You can mix and match parameters across queries in the same batch — some with last_checked, some without, different context depths, different courts.

Implementation

The x402 flow is the same probe-pay-retry pattern as a single query. The batch endpoint returns a 402 on the probe with payment requirements covering the full batch. Build the payment transaction, then retry with the x402-payment header.

import httpx, json

# build_payment_tx — see "How x402 Works" guide

queries = [
    {"case_id": "1:24-cv-09822", "court_code": "nysd"},
    {"case_id": "1:23-cv-11195", "court_code": "nysd", "last_checked": "2025-01-01T00:00:00-05:00"},
    {"case_id": "2:24-cv-00123", "court_code": "cacd"},
]

url = "https://api.docketlayer.ai/v2/cases/batch"

# Step 1: probe — no payment header
probe = httpx.post(url, json={"queries": queries})
assert probe.status_code == 402
requirements = json.loads(probe.headers["X-Payment-Requirements"])

# Step 2: build payment for the full batch
encoded_payment = build_payment_tx(
    client, payer,
    requirements["payTo"],
    int(requirements["maxAmountRequired"]) / 1e6,
)

# Step 3: retry with payment
response = httpx.post(
    url,
    json={"queries": queries},
    headers={"x402-payment": encoded_payment},
)
response.raise_for_status()
results = response.json()
// buildPaymentTx — see "How x402 Works" guide

const queries = [
  { case_id: '1:24-cv-09822', court_code: 'nysd' },
  { case_id: '1:23-cv-11195', court_code: 'nysd', last_checked: '2025-01-01T00:00:00-05:00' },
  { case_id: '2:24-cv-00123', court_code: 'cacd' },
];

const url = 'https://api.docketlayer.ai/v2/cases/batch';

// Step 1: probe
const probe = await fetch(url, {
  method: 'POST',
  headers: { 'Content-Type': 'application/json' },
  body: JSON.stringify({ queries }),
});
const requirements = JSON.parse(probe.headers.get('X-Payment-Requirements'));

// Step 2: build payment
const encodedPayment = await buildPaymentTx(
  connection, payer,
  requirements.payTo,
  parseInt(requirements.maxAmountRequired) / 1e6,
);

// Step 3: retry with payment
const response = await fetch(url, {
  method: 'POST',
  headers: {
    'Content-Type': 'application/json',
    'x402-payment': encodedPayment,
  },
  body: JSON.stringify({ queries }),
});

const results = await response.json();

Incremental Updates

Use last_checked per case to pull only what changed since your last sweep. This reduces response size significantly for cases that see infrequent activity and makes it easier to build alerting logic — if the delta block is empty, nothing happened. For a monitoring loop built around this pattern, see Efficient Polling with last_checked.
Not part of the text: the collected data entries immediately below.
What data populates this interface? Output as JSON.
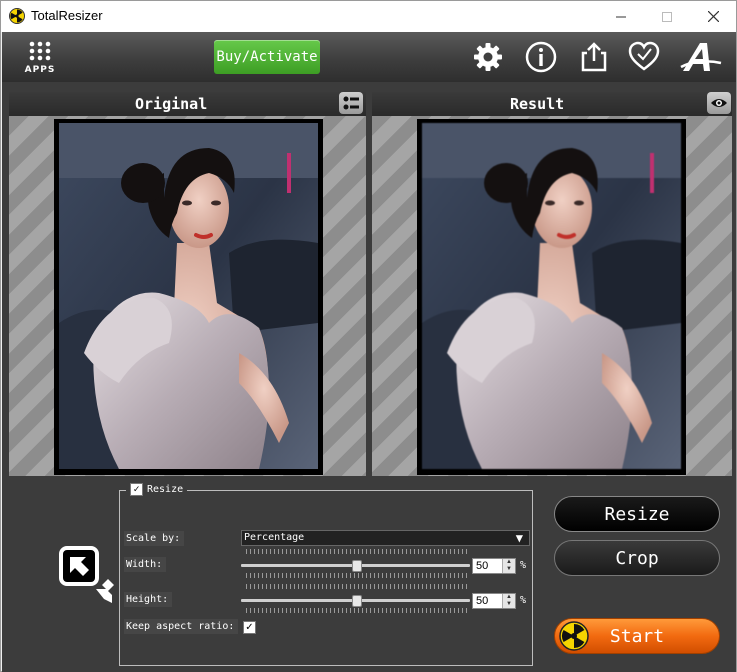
{
  "window": {
    "title": "TotalResizer"
  },
  "toolbar": {
    "apps_label": "APPS",
    "buy_label": "Buy/Activate",
    "icons": [
      "gear-icon",
      "info-icon",
      "share-icon",
      "heart-icon",
      "font-a-icon"
    ]
  },
  "panels": {
    "original_title": "Original",
    "result_title": "Result"
  },
  "resize": {
    "group_label": "Resize",
    "group_checked": true,
    "scale_by_label": "Scale by:",
    "scale_by_value": "Percentage",
    "width_label": "Width:",
    "width_value": "50",
    "width_unit": "%",
    "height_label": "Height:",
    "height_value": "50",
    "height_unit": "%",
    "keep_aspect_label": "Keep aspect ratio:",
    "keep_aspect_checked": true
  },
  "actions": {
    "resize_label": "Resize",
    "crop_label": "Crop",
    "start_label": "Start"
  },
  "colors": {
    "buy_green": "#4caf32",
    "start_orange": "#f26a10",
    "dark_bg": "#3c3c3c"
  }
}
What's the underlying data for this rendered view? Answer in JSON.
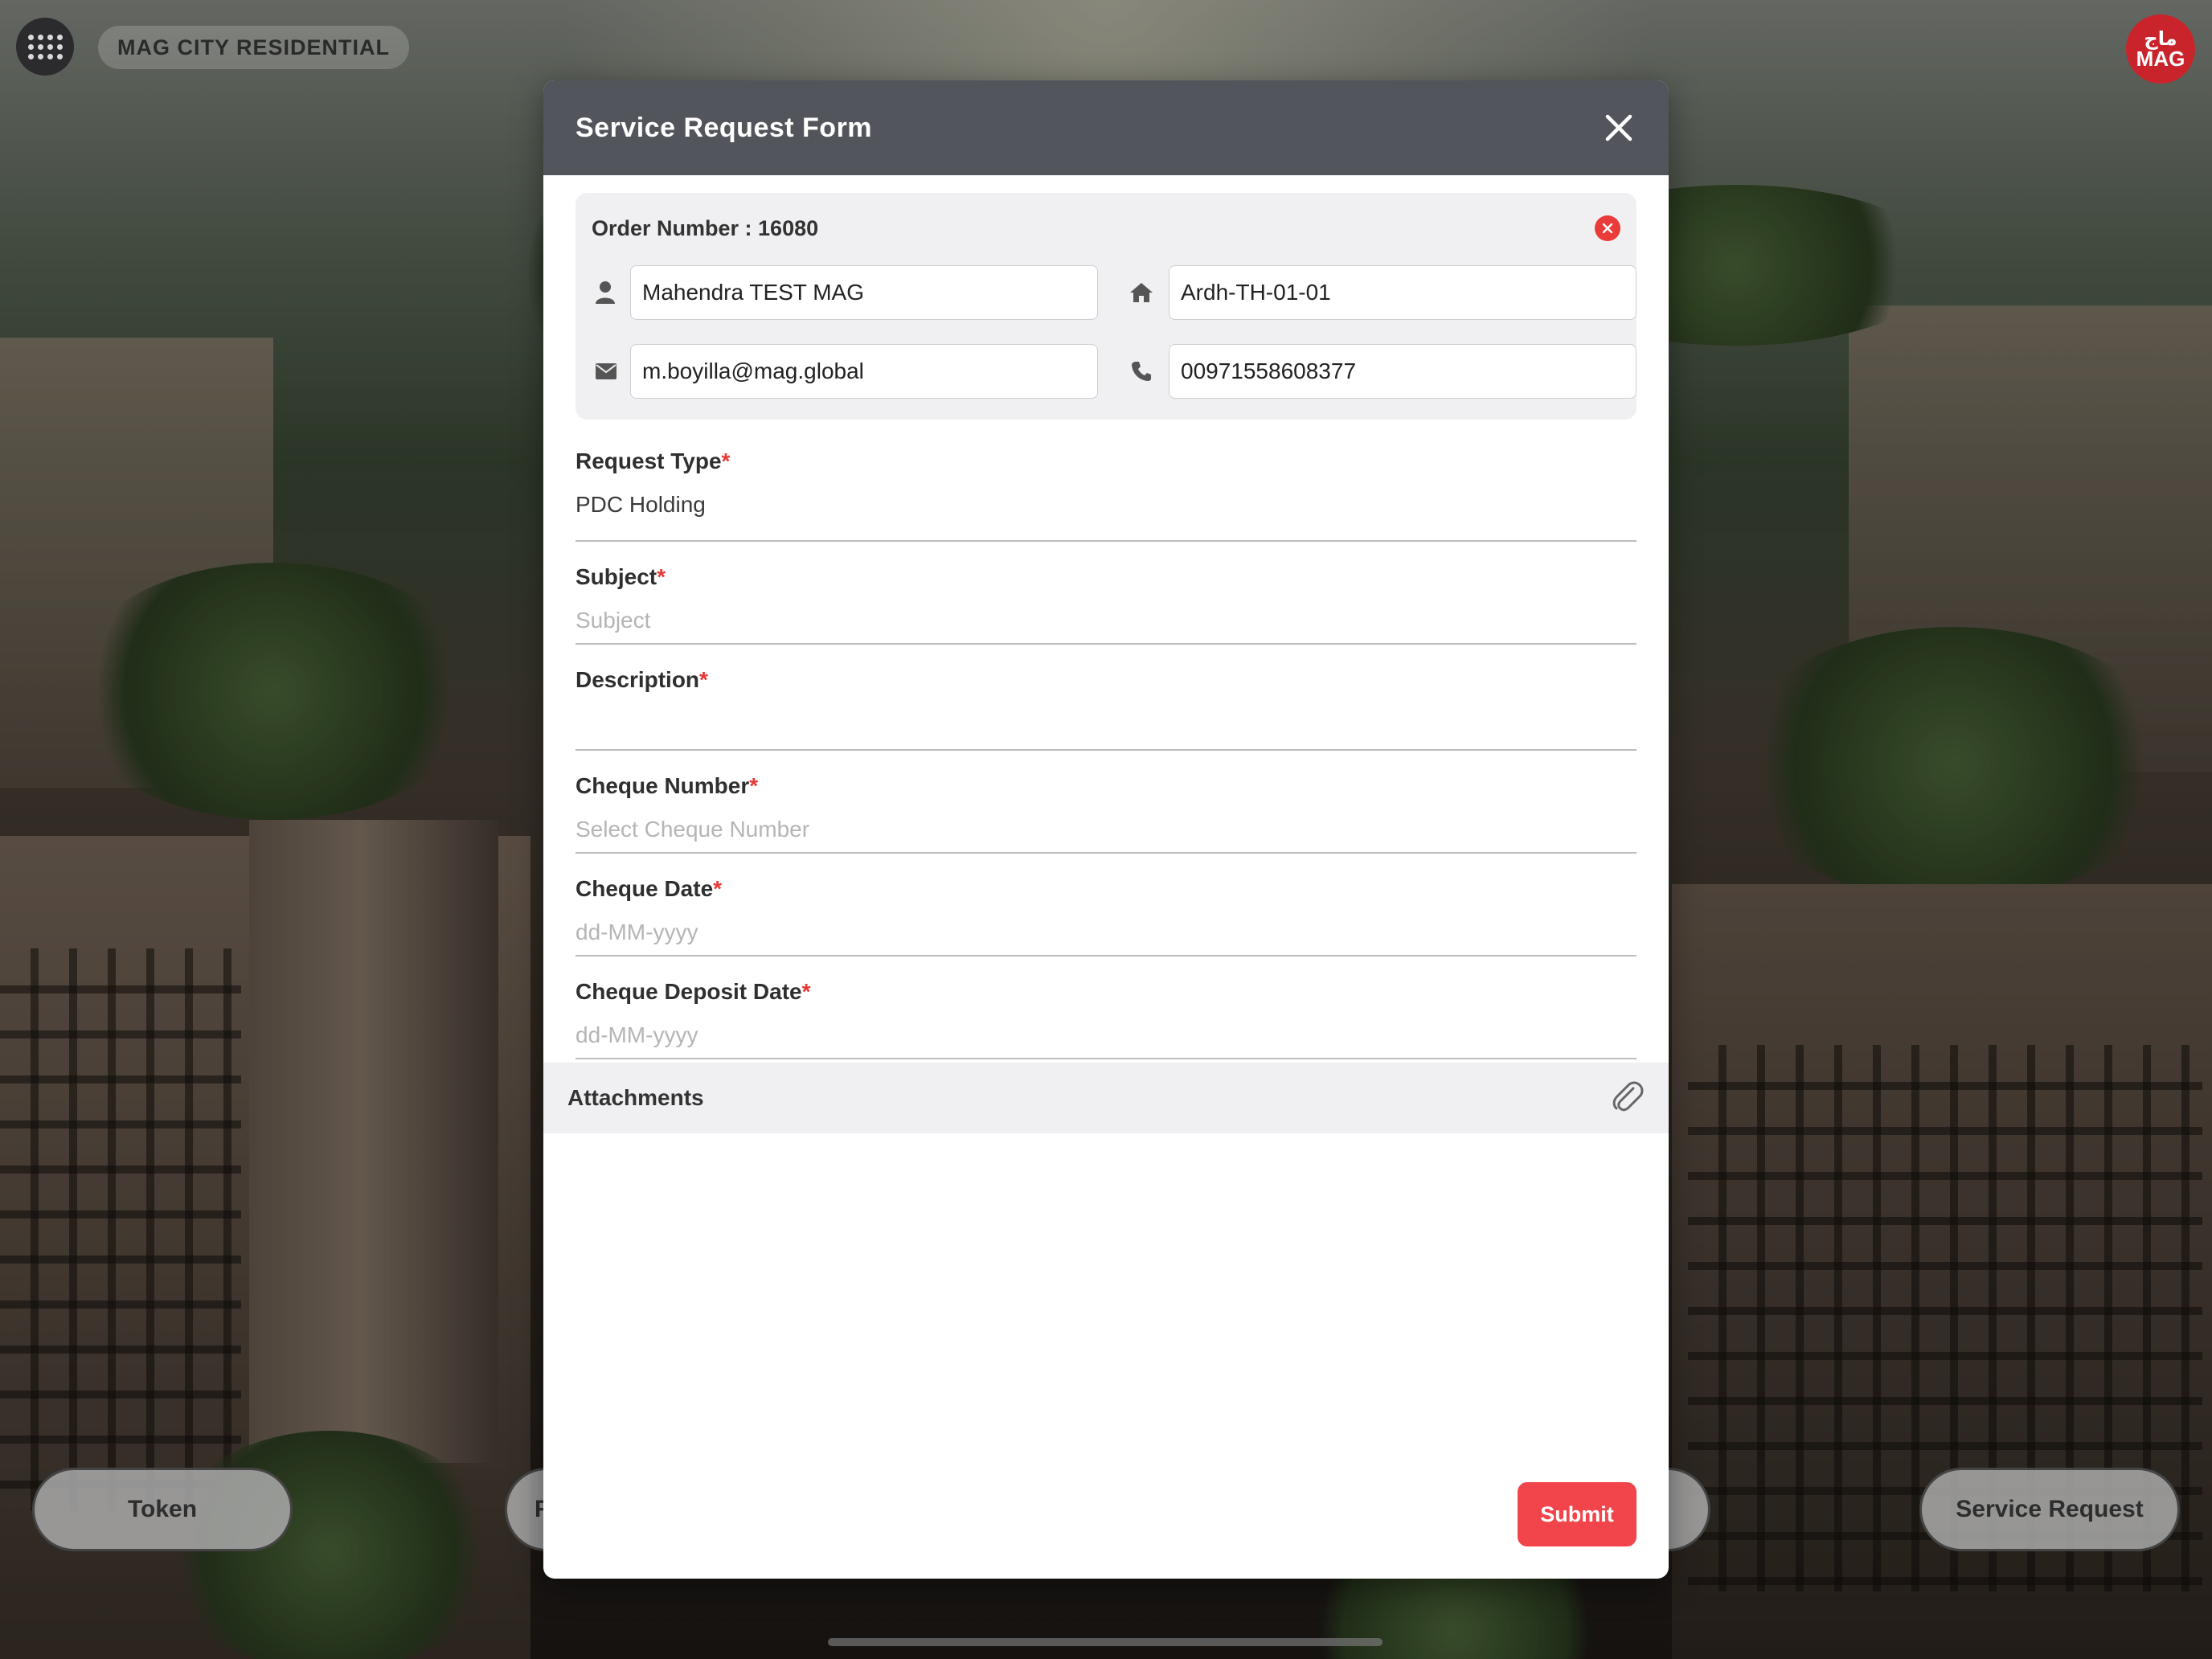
{
  "app": {
    "title": "MAG CITY RESIDENTIAL",
    "logo_arabic": "ماج",
    "logo_text": "MAG"
  },
  "bottom_nav": {
    "token_label": "Token",
    "partial_left_label": "R",
    "service_request_label": "Service Request"
  },
  "modal": {
    "title": "Service Request Form",
    "order_number_label": "Order Number : 16080",
    "customer": {
      "name": "Mahendra TEST MAG",
      "unit": "Ardh-TH-01-01",
      "email": "m.boyilla@mag.global",
      "phone": "00971558608377"
    },
    "fields": {
      "request_type": {
        "label": "Request Type",
        "required_mark": "*",
        "value": "PDC Holding"
      },
      "subject": {
        "label": "Subject",
        "required_mark": "*",
        "placeholder": "Subject"
      },
      "description": {
        "label": "Description",
        "required_mark": "*"
      },
      "cheque_number": {
        "label": "Cheque Number",
        "required_mark": "*",
        "placeholder": "Select Cheque Number"
      },
      "cheque_date": {
        "label": "Cheque Date",
        "required_mark": "*",
        "placeholder": "dd-MM-yyyy"
      },
      "cheque_deposit_date": {
        "label": "Cheque Deposit Date",
        "required_mark": "*",
        "placeholder": "dd-MM-yyyy"
      }
    },
    "attachments_label": "Attachments",
    "submit_label": "Submit"
  },
  "colors": {
    "header_bg": "#53555c",
    "accent_red": "#f2454b",
    "required_red": "#e53935",
    "logo_red": "#c9242b"
  },
  "icons": {
    "menu": "grid-dots-icon",
    "close": "close-icon",
    "cancel": "cancel-circle-icon",
    "user": "user-icon",
    "home": "home-icon",
    "email": "envelope-icon",
    "phone": "phone-icon",
    "attach": "paperclip-icon"
  }
}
from datetime import datetime, timezone

# Store last_checked per case after each sweep
last_checked = {
    "nysd:1:24-cv-09822": "2025-01-15T00:00:00-05:00",
    "nysd:1:23-cv-11195": "2025-01-15T00:00:00-05:00",
    "cacd:2:24-cv-00123": "2025-01-15T08:00:00-08:00",
}

# Build queries using stored timestamps
queries = [
    {
        "case_id": case_id.split(":", 1)[1],
        "court_code": case_id.split(":", 1)[0],
        "last_checked": ts,
    }
    for case_id, ts in last_checked.items()
]

# After a successful batch, update stored timestamps
now = datetime.now(timezone.utc).isoformat()
for key in last_checked:
    last_checked[key] = now

Store last_checked per case, not per batch

Each case in a portfolio may update at a different rate. Storing a single timestamp for the whole batch means you'll miss updates on cases that changed between batch runs if the timestamp is too coarse. Track timestamps per case and update them individually after a successful result.

Limits and Billing

A single batch request can contain between 1 and 50 queries. Batches larger than 50 must be split across multiple requests.
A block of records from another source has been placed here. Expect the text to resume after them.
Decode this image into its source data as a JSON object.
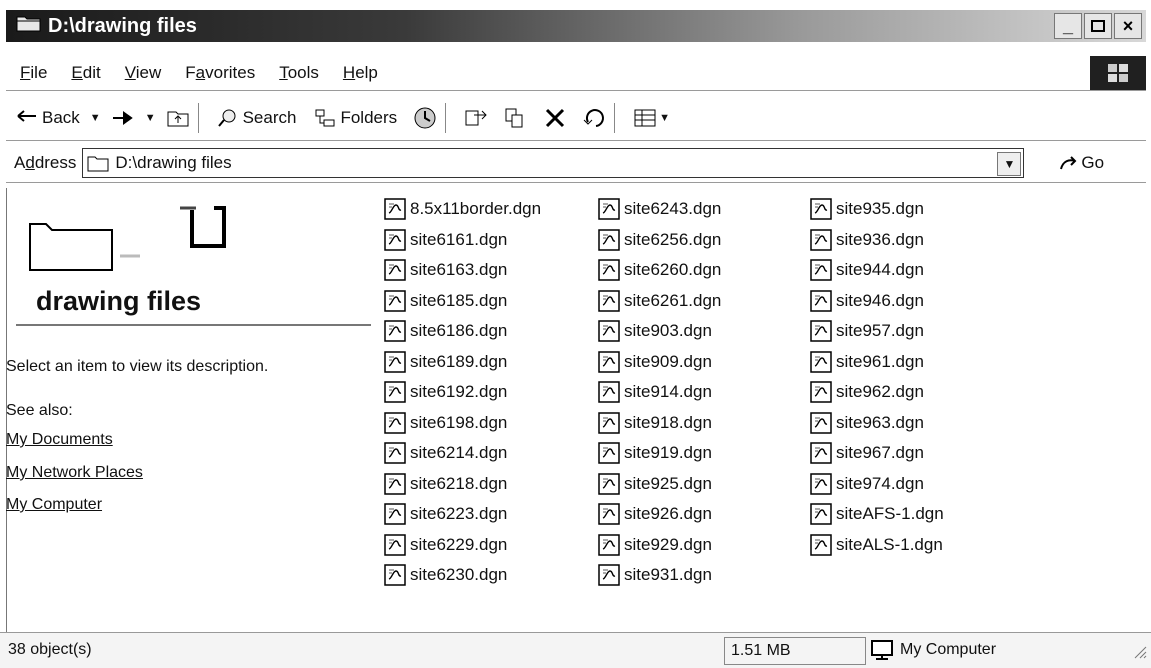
{
  "window": {
    "title": "D:\\drawing files"
  },
  "menu": [
    {
      "accel": "F",
      "rest": "ile"
    },
    {
      "accel": "E",
      "rest": "dit"
    },
    {
      "accel": "V",
      "rest": "iew"
    },
    {
      "pre": "F",
      "accel": "a",
      "rest": "vorites"
    },
    {
      "accel": "T",
      "rest": "ools"
    },
    {
      "accel": "H",
      "rest": "elp"
    }
  ],
  "toolbar": {
    "back": "Back",
    "search": "Search",
    "folders": "Folders"
  },
  "address": {
    "label_pre": "A",
    "label_accel": "d",
    "label_rest": "dress",
    "value": "D:\\drawing files",
    "go": "Go"
  },
  "left_pane": {
    "title": "drawing files",
    "description": "Select an item to view its description.",
    "see_also": "See also:",
    "links": [
      "My Documents",
      "My Network Places",
      "My Computer"
    ]
  },
  "files": {
    "col1": [
      "8.5x11border.dgn",
      "site6161.dgn",
      "site6163.dgn",
      "site6185.dgn",
      "site6186.dgn",
      "site6189.dgn",
      "site6192.dgn",
      "site6198.dgn",
      "site6214.dgn",
      "site6218.dgn",
      "site6223.dgn",
      "site6229.dgn",
      "site6230.dgn"
    ],
    "col2": [
      "site6243.dgn",
      "site6256.dgn",
      "site6260.dgn",
      "site6261.dgn",
      "site903.dgn",
      "site909.dgn",
      "site914.dgn",
      "site918.dgn",
      "site919.dgn",
      "site925.dgn",
      "site926.dgn",
      "site929.dgn",
      "site931.dgn"
    ],
    "col3": [
      "site935.dgn",
      "site936.dgn",
      "site944.dgn",
      "site946.dgn",
      "site957.dgn",
      "site961.dgn",
      "site962.dgn",
      "site963.dgn",
      "site967.dgn",
      "site974.dgn",
      "siteAFS-1.dgn",
      "siteALS-1.dgn"
    ]
  },
  "status": {
    "objects": "38 object(s)",
    "size": "1.51 MB",
    "zone": "My Computer"
  }
}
Billing is per successful result. If a query in the batch returns an error — because the court is unreachable, the case ID is invalid, or coverage is pending — that query is not charged. You pay only for cases that return data.

422 responses for courts with coverage='planned' (coverage details) are not billed. 503 responses for temporarily unreachable portals are not billed. Check GET /v2/status to confirm court coverage before including a court in a batch sweep.